It’s like a Soda Stream for personal care products.
It looks a little like a SodaStream, but a new appliance is designed to make your shampoo or laundry detergent, not drinks. Instead of buying products in new plastic bottles with every purchase, the system uses small pouches and reusable bottles.
“We wanted to harness the power of reuse and local production across virtually all products in the home and body care categories,” says Nick Gunia, cofounder and CEO of Cleanyst. The system, which launched on Kickstarter today, comes with the countertop appliance, reusable bottles, and pouches of plant-based concentrate for 10 different products, from dish soap and fabric softener to body wash and conditioner.
Like some other companies that are selling concentrated products, it wants to cut the carbon footprint of shipping products that are mostly made of water in an endless stream of new bottles. But Cleanyst argues that other systems–which require mixing by hand–are more limited than using a machine. Thicker products, like conditioner or lotion, require thicker concentrates that are difficult to mix correctly. The machine can provide a result similar to something made on a manufacturing line, Gunia says. “All of our mixing algorithms are tailored for the particular concentrate type and product type that you’re looking to mix.” Consumers load a bottle and a pouch into the appliance and push a button; a few minutes later, the final product is ready.

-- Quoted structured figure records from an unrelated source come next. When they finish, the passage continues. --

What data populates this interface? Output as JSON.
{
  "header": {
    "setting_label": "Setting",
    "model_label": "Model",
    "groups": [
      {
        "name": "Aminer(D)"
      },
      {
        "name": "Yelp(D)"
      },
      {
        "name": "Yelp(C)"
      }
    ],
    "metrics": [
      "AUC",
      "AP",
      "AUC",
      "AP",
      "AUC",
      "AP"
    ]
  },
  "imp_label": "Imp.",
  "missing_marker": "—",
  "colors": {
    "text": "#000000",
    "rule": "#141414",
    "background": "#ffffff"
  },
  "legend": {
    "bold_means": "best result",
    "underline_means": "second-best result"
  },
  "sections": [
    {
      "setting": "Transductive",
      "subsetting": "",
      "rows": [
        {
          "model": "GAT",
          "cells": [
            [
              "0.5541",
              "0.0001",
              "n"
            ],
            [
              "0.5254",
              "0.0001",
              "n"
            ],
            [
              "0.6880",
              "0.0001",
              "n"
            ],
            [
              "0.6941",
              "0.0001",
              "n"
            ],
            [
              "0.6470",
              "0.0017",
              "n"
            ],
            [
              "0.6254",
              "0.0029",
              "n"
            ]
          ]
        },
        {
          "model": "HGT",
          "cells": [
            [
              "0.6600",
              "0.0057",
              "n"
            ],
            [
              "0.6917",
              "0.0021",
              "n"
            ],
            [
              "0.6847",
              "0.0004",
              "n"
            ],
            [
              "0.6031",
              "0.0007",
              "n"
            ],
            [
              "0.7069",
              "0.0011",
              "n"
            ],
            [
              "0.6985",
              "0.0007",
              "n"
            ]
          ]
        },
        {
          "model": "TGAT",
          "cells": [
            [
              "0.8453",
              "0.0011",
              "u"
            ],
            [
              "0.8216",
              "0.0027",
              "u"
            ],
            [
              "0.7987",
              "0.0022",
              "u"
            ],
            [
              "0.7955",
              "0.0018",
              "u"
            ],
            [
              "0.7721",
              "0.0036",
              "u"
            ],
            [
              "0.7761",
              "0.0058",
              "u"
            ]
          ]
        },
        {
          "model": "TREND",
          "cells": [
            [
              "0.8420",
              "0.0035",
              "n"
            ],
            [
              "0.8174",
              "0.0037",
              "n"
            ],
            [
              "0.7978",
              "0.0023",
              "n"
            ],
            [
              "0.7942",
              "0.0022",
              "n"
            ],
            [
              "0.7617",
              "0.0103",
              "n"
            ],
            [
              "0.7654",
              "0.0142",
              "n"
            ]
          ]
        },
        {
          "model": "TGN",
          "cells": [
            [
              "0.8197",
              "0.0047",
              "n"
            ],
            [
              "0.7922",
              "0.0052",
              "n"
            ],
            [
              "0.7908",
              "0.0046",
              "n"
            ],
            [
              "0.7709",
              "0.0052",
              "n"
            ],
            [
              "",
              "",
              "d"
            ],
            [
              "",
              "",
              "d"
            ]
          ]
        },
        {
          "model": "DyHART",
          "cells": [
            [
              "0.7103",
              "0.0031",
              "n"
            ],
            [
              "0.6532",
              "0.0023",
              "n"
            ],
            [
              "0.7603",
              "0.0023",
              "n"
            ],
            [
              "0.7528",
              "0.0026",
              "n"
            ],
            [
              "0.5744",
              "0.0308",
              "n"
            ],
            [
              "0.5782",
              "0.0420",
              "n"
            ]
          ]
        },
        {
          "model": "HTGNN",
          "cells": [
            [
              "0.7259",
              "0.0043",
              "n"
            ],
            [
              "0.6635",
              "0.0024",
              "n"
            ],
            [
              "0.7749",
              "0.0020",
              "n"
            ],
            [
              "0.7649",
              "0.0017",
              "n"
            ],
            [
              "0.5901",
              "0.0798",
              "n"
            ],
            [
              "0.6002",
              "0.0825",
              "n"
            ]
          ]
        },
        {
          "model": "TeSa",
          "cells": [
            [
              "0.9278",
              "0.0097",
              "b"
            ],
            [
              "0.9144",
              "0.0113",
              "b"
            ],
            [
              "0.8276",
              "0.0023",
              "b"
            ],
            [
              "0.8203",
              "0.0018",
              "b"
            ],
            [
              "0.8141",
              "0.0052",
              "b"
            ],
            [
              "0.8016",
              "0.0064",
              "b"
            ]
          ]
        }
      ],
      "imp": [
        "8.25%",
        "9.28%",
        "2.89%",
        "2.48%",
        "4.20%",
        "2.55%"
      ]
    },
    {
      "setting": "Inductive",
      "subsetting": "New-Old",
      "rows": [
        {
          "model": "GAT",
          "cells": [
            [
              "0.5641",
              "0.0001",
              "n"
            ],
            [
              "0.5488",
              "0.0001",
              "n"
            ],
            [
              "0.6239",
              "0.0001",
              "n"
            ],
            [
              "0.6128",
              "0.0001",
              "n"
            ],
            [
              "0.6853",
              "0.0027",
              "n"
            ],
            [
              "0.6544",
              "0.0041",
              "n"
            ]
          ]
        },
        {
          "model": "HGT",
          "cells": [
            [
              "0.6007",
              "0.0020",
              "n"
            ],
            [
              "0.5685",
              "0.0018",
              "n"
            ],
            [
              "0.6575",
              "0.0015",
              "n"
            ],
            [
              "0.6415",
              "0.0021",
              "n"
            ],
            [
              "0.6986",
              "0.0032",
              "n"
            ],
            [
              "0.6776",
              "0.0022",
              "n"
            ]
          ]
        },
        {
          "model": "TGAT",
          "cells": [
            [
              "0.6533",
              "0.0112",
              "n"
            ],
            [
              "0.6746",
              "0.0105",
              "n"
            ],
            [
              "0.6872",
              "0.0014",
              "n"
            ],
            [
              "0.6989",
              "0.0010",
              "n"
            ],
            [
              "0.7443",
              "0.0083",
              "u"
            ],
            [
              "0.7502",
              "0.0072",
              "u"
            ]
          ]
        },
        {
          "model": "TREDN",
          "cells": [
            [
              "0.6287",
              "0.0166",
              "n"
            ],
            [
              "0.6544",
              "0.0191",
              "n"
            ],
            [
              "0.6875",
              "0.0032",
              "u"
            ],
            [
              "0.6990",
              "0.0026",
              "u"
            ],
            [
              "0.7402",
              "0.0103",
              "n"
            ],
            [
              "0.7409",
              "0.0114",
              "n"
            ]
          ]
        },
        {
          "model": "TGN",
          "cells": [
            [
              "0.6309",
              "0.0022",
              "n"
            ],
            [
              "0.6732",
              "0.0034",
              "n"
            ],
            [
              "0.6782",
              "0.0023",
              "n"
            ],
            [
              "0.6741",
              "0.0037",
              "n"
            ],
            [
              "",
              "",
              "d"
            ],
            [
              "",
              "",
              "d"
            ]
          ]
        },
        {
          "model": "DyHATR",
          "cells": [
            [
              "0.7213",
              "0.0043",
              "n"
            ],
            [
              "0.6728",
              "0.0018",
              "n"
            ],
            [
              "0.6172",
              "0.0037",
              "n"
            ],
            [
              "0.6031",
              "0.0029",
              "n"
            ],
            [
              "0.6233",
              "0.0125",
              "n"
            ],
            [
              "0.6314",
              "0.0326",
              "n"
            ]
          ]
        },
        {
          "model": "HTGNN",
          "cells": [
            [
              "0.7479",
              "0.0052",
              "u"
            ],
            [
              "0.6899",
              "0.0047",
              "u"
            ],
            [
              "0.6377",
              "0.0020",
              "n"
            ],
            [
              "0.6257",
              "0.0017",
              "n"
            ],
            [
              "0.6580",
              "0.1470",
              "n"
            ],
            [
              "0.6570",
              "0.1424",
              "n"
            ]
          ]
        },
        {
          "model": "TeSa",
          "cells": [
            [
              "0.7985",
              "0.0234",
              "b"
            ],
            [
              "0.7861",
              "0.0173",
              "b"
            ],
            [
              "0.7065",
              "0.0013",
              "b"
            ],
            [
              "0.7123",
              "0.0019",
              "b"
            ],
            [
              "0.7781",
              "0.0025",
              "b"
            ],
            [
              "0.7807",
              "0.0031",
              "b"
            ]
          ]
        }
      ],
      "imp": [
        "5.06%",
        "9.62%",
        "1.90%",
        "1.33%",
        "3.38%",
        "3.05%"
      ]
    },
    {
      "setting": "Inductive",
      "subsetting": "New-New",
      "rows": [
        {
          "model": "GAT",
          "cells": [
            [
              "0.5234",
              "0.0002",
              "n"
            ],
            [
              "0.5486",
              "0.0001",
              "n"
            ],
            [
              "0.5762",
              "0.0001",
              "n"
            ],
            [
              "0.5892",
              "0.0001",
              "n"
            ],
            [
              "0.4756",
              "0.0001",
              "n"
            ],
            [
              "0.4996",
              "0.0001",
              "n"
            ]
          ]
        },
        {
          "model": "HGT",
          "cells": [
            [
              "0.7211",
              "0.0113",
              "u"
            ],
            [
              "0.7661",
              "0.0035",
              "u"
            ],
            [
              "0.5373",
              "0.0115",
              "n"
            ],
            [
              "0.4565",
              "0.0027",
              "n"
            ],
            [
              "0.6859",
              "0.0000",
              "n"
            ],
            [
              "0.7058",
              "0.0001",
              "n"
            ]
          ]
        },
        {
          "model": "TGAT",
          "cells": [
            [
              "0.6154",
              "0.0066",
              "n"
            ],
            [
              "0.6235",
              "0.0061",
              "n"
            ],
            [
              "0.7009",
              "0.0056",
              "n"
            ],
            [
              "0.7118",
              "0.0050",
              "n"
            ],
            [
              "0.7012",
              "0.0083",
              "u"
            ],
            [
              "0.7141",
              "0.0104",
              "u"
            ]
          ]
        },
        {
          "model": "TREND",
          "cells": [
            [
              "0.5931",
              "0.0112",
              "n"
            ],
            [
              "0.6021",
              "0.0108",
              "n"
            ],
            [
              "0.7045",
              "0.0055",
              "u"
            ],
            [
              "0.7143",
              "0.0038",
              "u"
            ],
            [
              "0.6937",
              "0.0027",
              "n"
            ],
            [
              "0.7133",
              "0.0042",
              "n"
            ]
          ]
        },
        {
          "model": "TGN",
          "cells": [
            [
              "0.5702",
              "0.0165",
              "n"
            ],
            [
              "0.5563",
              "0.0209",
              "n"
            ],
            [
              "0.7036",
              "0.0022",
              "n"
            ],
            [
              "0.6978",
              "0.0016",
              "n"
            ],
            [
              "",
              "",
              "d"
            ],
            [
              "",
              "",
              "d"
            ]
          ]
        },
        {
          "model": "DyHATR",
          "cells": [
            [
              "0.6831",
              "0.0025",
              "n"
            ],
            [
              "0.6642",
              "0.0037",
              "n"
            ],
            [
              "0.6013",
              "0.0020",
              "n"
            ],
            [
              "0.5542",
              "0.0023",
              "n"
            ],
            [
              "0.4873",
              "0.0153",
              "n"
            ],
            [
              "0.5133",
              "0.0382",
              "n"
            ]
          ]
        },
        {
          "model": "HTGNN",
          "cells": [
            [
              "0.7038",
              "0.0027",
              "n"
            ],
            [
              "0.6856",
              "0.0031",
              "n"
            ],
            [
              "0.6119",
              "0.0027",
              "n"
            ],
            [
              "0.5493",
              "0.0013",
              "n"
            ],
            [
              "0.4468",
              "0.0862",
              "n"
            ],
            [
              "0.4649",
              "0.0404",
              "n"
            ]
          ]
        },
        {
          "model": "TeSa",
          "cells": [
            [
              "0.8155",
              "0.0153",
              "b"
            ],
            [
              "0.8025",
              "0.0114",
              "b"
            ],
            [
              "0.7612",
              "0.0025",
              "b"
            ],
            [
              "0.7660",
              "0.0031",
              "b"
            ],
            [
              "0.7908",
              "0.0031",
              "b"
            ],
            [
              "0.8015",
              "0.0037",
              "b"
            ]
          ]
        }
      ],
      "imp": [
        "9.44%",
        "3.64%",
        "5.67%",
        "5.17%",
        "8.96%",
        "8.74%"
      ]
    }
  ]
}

Though the system starts at $99 on Kickstarter, and will sell at a higher price at retail, the company says that it can ultimately save consumers around $150 a year. And over time, it plans to add more products to the line. Cleanyst hasn’t fully eliminated plastic; the refillable containers are plastic, and the plastic pouches need to be mailed back to the company for recycling. The company also hasn’t yet completed a lifecycle analysis to calculate the total environmental footprint, but believes that by reducing the weight of shipping products, so less fuel is needed, and by eliminating single-use bottles, it can more than offset the impact of making the appliance.
Guria and his cofounders previously worked at a company that packages consumer goods. “We basically have been selling packaging and pumping it out into the marketplace,” he says. “So we wanted to be part of the solution.”